Still, it’s worth reading in part because it’s the fruit of Kuper’s on-going conversation with former La Masia coordinator Albert Capellas, a man who worked once with Iniesta and Victor Valdez. And there were some points that I was not aware of, including the almost mindbogglingly simple-yet-effective 3-1 defensive strategy:

4. The “3-1 rule”
If an opposing player gets the ball anywhere near Barcelona’s penalty area, then Barça go Italian. They apply what they call the “3-1 rule”: one of Barcelona’s four defenders will advance to tackle the man with the ball, and the other three defenders will assemble in a ring about two or three metres behind the tackler. That provides a double layer of protection. Guardiola picked this rule up in Italy. It’s such a simple yet effective idea that you wonder why all top teams don’t use it.

Indeed. There are a few lessons here underneath the obvious tactical advice. The first is that any team should be wary of simply hoovering up Pep Guardiola and expecting the Barca manager to work miracles no matter the team, its history, its playing philosophy, or its players. In fact, his relationship with the Catalan club indicates in part the importance of getting the right manager for the right football culture. Barca had long been steeped in Johan Cruyff’s Dutch attacking philosophy; it appears that Guardiola’s innovations have largely been in defense. He was also obviously intimately linked with the club throughout his career.
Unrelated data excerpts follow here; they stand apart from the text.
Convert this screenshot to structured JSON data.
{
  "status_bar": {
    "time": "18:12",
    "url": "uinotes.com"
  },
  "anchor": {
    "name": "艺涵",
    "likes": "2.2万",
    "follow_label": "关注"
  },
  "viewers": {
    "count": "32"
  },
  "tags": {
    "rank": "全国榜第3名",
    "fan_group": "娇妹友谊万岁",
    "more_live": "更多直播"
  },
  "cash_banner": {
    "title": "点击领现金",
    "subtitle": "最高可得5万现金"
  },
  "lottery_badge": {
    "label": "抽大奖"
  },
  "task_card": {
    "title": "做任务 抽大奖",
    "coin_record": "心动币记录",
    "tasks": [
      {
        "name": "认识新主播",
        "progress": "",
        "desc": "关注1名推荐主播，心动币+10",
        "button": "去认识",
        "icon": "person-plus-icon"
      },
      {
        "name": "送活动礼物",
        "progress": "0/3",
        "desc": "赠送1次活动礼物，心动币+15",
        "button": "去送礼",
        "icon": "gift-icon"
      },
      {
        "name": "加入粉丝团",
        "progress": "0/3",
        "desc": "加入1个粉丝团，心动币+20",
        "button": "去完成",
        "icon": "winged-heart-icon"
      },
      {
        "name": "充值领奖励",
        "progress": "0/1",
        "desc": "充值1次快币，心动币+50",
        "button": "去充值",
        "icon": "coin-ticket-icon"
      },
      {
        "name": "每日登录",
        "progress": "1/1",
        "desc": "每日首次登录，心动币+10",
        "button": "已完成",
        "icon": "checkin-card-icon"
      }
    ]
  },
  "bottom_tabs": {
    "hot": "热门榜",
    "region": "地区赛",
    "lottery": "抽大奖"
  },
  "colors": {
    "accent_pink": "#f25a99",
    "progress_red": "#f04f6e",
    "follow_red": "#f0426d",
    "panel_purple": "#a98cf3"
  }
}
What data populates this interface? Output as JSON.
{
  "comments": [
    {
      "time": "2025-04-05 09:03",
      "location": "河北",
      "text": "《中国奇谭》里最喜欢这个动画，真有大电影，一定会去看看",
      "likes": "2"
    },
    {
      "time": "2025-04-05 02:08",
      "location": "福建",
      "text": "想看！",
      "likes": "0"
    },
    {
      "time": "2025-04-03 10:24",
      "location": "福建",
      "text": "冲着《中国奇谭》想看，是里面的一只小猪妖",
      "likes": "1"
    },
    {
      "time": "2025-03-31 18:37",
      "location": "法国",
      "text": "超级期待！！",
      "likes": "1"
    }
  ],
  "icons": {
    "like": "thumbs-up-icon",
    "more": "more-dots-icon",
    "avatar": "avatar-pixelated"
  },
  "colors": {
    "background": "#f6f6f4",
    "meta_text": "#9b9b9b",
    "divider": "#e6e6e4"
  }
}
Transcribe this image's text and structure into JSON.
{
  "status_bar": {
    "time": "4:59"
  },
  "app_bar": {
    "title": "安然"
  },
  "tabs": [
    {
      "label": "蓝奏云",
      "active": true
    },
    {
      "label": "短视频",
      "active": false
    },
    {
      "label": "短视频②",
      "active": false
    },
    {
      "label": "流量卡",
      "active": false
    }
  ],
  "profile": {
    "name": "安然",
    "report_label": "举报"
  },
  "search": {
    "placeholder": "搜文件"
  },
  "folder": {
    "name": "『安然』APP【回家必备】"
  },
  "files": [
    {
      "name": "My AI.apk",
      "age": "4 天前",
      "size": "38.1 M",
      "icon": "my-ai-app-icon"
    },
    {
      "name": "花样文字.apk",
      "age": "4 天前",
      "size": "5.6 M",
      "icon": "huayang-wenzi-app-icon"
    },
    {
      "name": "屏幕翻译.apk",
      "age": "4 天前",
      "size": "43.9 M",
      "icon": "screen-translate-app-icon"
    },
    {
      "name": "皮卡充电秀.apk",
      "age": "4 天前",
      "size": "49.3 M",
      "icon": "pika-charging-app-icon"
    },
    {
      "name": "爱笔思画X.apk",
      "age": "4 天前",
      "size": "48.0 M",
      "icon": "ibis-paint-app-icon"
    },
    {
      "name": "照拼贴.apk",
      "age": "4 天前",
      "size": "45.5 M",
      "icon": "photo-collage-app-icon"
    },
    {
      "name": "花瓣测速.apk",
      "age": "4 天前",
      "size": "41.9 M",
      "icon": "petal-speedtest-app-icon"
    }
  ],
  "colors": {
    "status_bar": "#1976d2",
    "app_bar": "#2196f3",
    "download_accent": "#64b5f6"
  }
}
Second, that Barcelona’s system requires immense technical skill, beyond either the developmental or financial means of many European clubs. Take for example, the “One Second” rule:

Joan Oliver, Barcelona’s previous chief executive, explained the risk of transfers by what he called the “one-second rule”. The success of a move on the pitch is decided in less than a second. If a player needs a few extra fractions of a second to work out where his teammate is going, because he doesn’t know the other guy’s game well, the move will usually break down. A new player can therefore lose you a match in under a second.

This is less a “rule” than an insanely ambitious playing standard. Barcelona set the seeds first and foremost with the establishment of the elite La Masia academy three decades ago. Most teams don’t have the benefit of this system and so therefore will struggle to match that “one-second” standard, no matter how big a player they are in the transfer market. Kuper concludes as much in the article.

Still, there is enough in this approach that smaller, less-financially powerful teams might attempt to instill it at their respective clubs. Brendan Rodgers Swansea is but one example of a club that presses as fiercely as they value possession. You might need a La Masia to own Europe, but the other principles can serve clubs of all stripes and budgets.